ガンジス川でご遺体が…ダウン症のある娘とともにインドで体感した「生と死」
トラブルに動揺する私、その傍らで娘は……
バラナシの空港へ到着したのは夜9時過ぎ。 その日、朝5時前に起きてバンコクのホテルを出発してからおよそ16時間が経っており、疲れも限界に達していた。ところが、ここに来て最も恐れていたことが起きてしまった。空港からホテルまで配車アプリを利用しようにも、私も夫も全く電波をキャッチしない。空港Wi-Fiに期待したが、全くダメだった。 夜遅くにも関わらず、一歩空港の外に出ると、タクシーの客引きが激しく、一瞬で囲まれてしまう……。圧倒されて足がすくむが、娘に私の恐怖心が伝わらないよう、冷静を装いつつ、覚悟を決めて、現地のタクシーを利用することにした。
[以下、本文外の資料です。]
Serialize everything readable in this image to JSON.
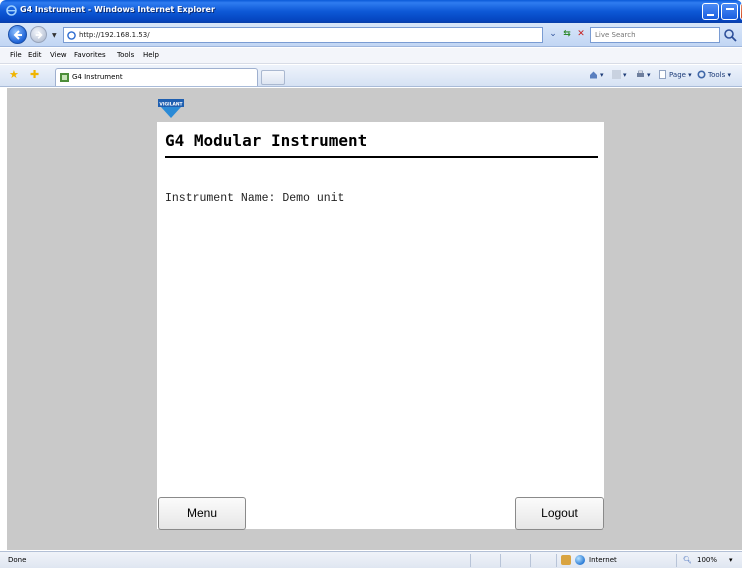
{
  "window": {
    "title": "G4 Instrument - Windows Internet Explorer"
  },
  "address_bar": {
    "url": "http://192.168.1.53/"
  },
  "search": {
    "placeholder": "Live Search"
  },
  "menu_bar": {
    "items": [
      "File",
      "Edit",
      "View",
      "Favorites",
      "Tools",
      "Help"
    ]
  },
  "tab": {
    "label": "G4 Instrument"
  },
  "command_bar": {
    "page_label": "Page",
    "tools_label": "Tools"
  },
  "page": {
    "logo_text": "VIGILANT",
    "title": "G4 Modular Instrument",
    "instrument_name_line": "Instrument Name: Demo unit",
    "menu_button": "Menu",
    "logout_button": "Logout"
  },
  "status_bar": {
    "status": "Done",
    "zone": "Internet",
    "zoom": "100%"
  },
  "colors": {
    "titlebar_blue": "#0d58d6",
    "page_background": "#c9c9c9",
    "panel_background": "#ffffff",
    "logo_blue": "#2a8ad6"
  }
}
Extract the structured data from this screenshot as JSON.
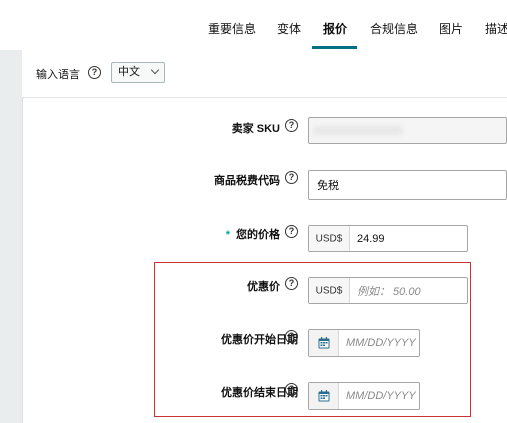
{
  "tabs": {
    "items": [
      {
        "label": "重要信息",
        "active": false
      },
      {
        "label": "变体",
        "active": false
      },
      {
        "label": "报价",
        "active": true
      },
      {
        "label": "合规信息",
        "active": false
      },
      {
        "label": "图片",
        "active": false
      },
      {
        "label": "描述",
        "active": false
      }
    ]
  },
  "language": {
    "label": "输入语言",
    "selected": "中文"
  },
  "form": {
    "sku": {
      "label": "卖家 SKU",
      "value": ""
    },
    "tax_code": {
      "label": "商品税费代码",
      "value": "免税"
    },
    "your_price": {
      "required_mark": "*",
      "label": "您的价格",
      "currency": "USD$",
      "value": "24.99"
    },
    "sale_price": {
      "label": "优惠价",
      "currency": "USD$",
      "placeholder": "例如： 50.00"
    },
    "sale_start": {
      "label": "优惠价开始日期",
      "placeholder": "MM/DD/YYYY"
    },
    "sale_end": {
      "label": "优惠价结束日期",
      "placeholder": "MM/DD/YYYY"
    }
  },
  "colors": {
    "accent": "#007185",
    "highlight_border": "#cc3333",
    "required": "#00a8a8"
  }
}
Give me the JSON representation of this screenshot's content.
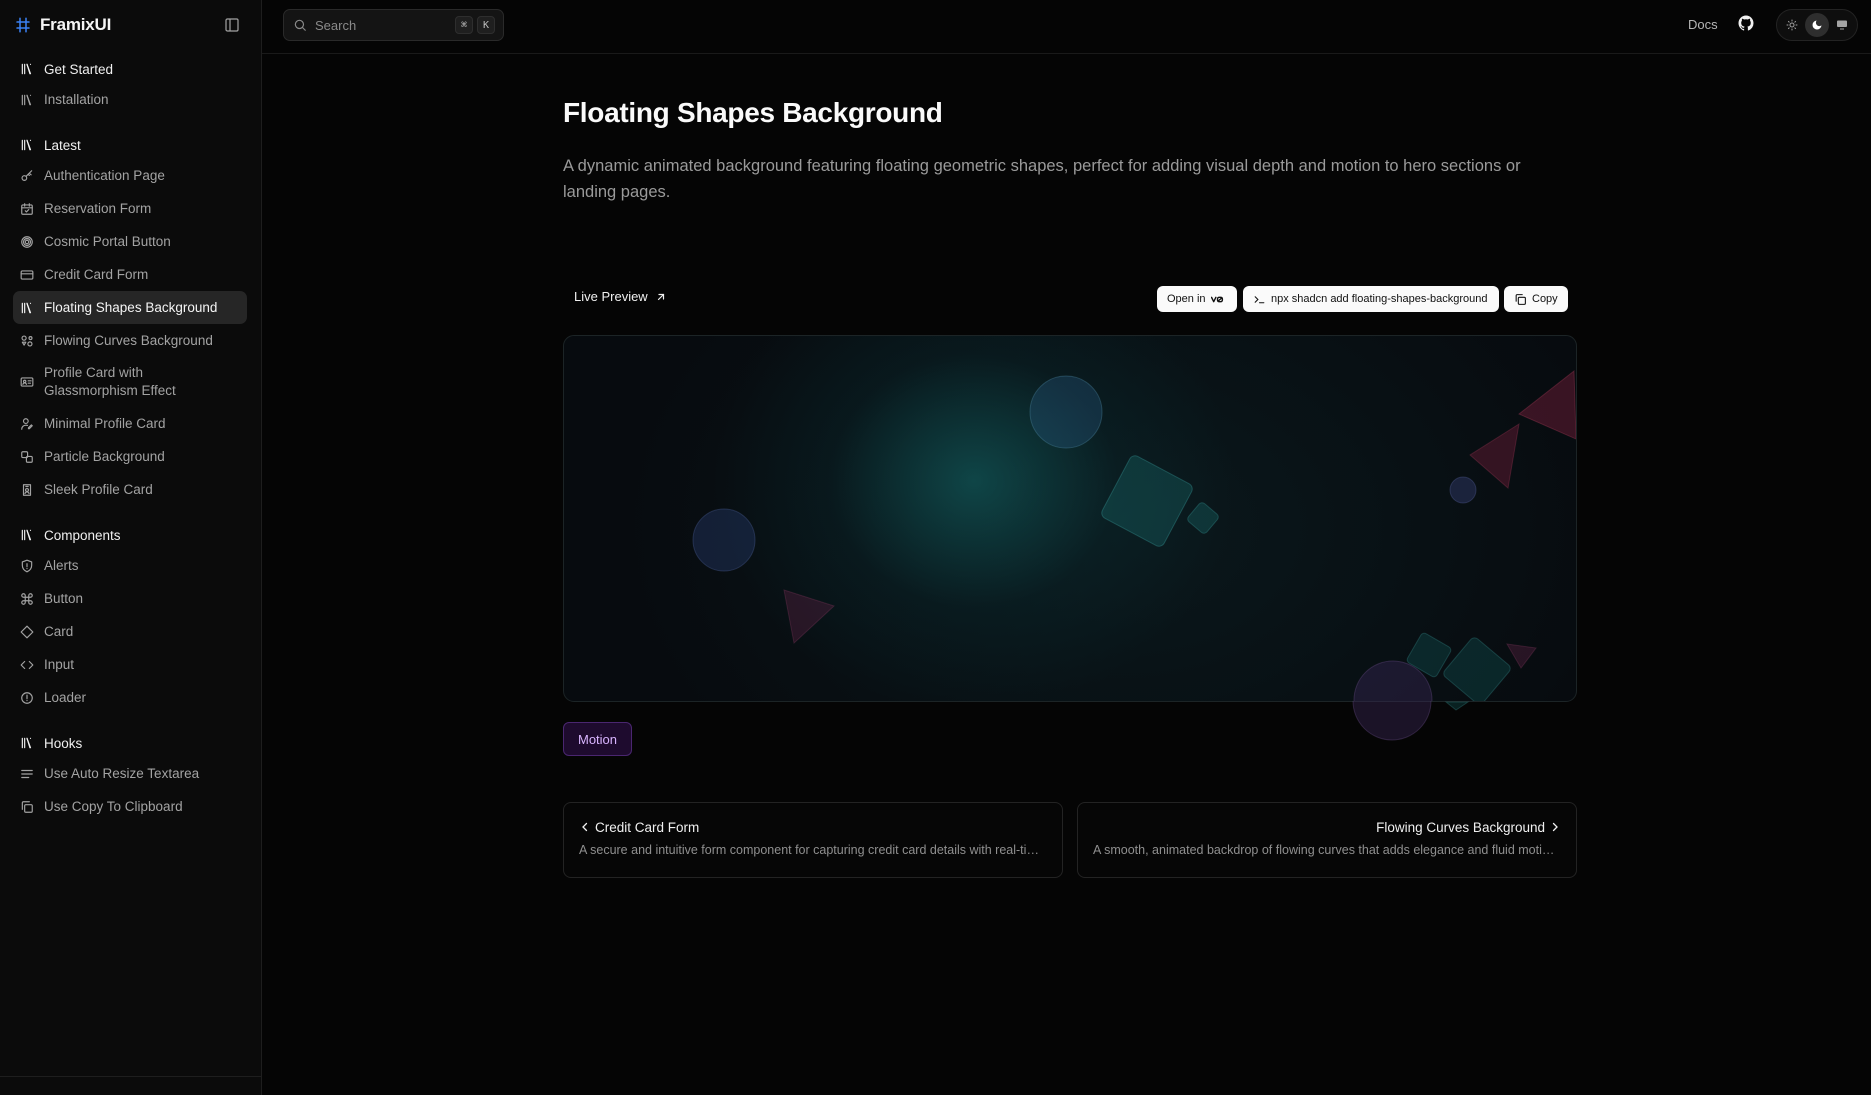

ドライバーさんに、ホテルの住所を見せたが、全く英語が通じず、口頭でなんとかホテルの名前を伝えると車は出発した。通じているのか不明のまま、運命を託すことになった。 祈る気持ちで、タクシーに揺られながら、道中ついに私の不安は限界に達し、夫に言ってしまった。「だから世界一周なんて私は行きたくなかった。ましてや子連れなのに旅行会社も通さず、全く何を考えているの? !」と、今まで我慢していた文句を言い始めたら止まらなくなった……。 ふと我に返り、娘を見ると、車の揺れを心地良さそうにスヤスヤと眠っていた……。 真っ暗な夜道、私たちの車のすぐ脇を、自転車、トゥクトゥク、バイクが我先にと競うように走っていく。それに加え、牛や馬、野良犬も私たちと同じ道を普通に歩いているのだ。それぞれが常にぶつかりそうになりながら、激しいクラクションが鳴り止むことはなかった。 それでも、娘は疲れもあったのだろう、気持ちよさそうに眠っていた。娘に「ありがとう」と心の中でつぶやいた。今回の旅では娘の平常心にたびたび救われ、感心させられることが本当に多いのだ。私も目をつぶり、眠りに落ちそうになった頃、ようやくホテルに到着。思わず胸を撫で下ろし、不安から解放され、ホッとしたら涙が出た。 ホテルにチェックインすると、フロントの男性が「空港まで迎えに行ったのになぜタクシーに乗ったんだ?」と言っている……。え~っ!? 不安な思いでやっと辿り着いたというのに……(涙)。どうやら、アプリを通じて夫にメッセージを送ってくれていたようだが、電波がなかったため、そのメッセージを受け取れていなかったようだ。 部屋に着くと、シャワーを浴びて、一刻も早く休みたかったが、ここにきて、インドでは“くれぐれも水に気をつけるように”と出発前あらゆる人から忠告を受けており、特にダウン症のある娘は感染症に弱いため、親戚から「歯磨きもミネラルウォーターを使うように」と言われていたことを思い出す……。 疲れと眠気の限界から、もう全てが面倒になり、思考停止に陥りそうになっていたが、娘にそのことを伝えると、「じゃあ、もう遅いし、歯磨きだけして寝たいから、お水出して」とかなり冷静。娘の言葉に、「そうか、別に夜遅いのにシャワー浴びなきゃいけないってことでもないのか」と気持ちが楽になり、受付でもらったミネラルウォーターで娘と一緒に歯を磨いて、パジャマに着替え、そのままベッドに入った。 娘がとても頼もしく、私よりずっと大人に見えた。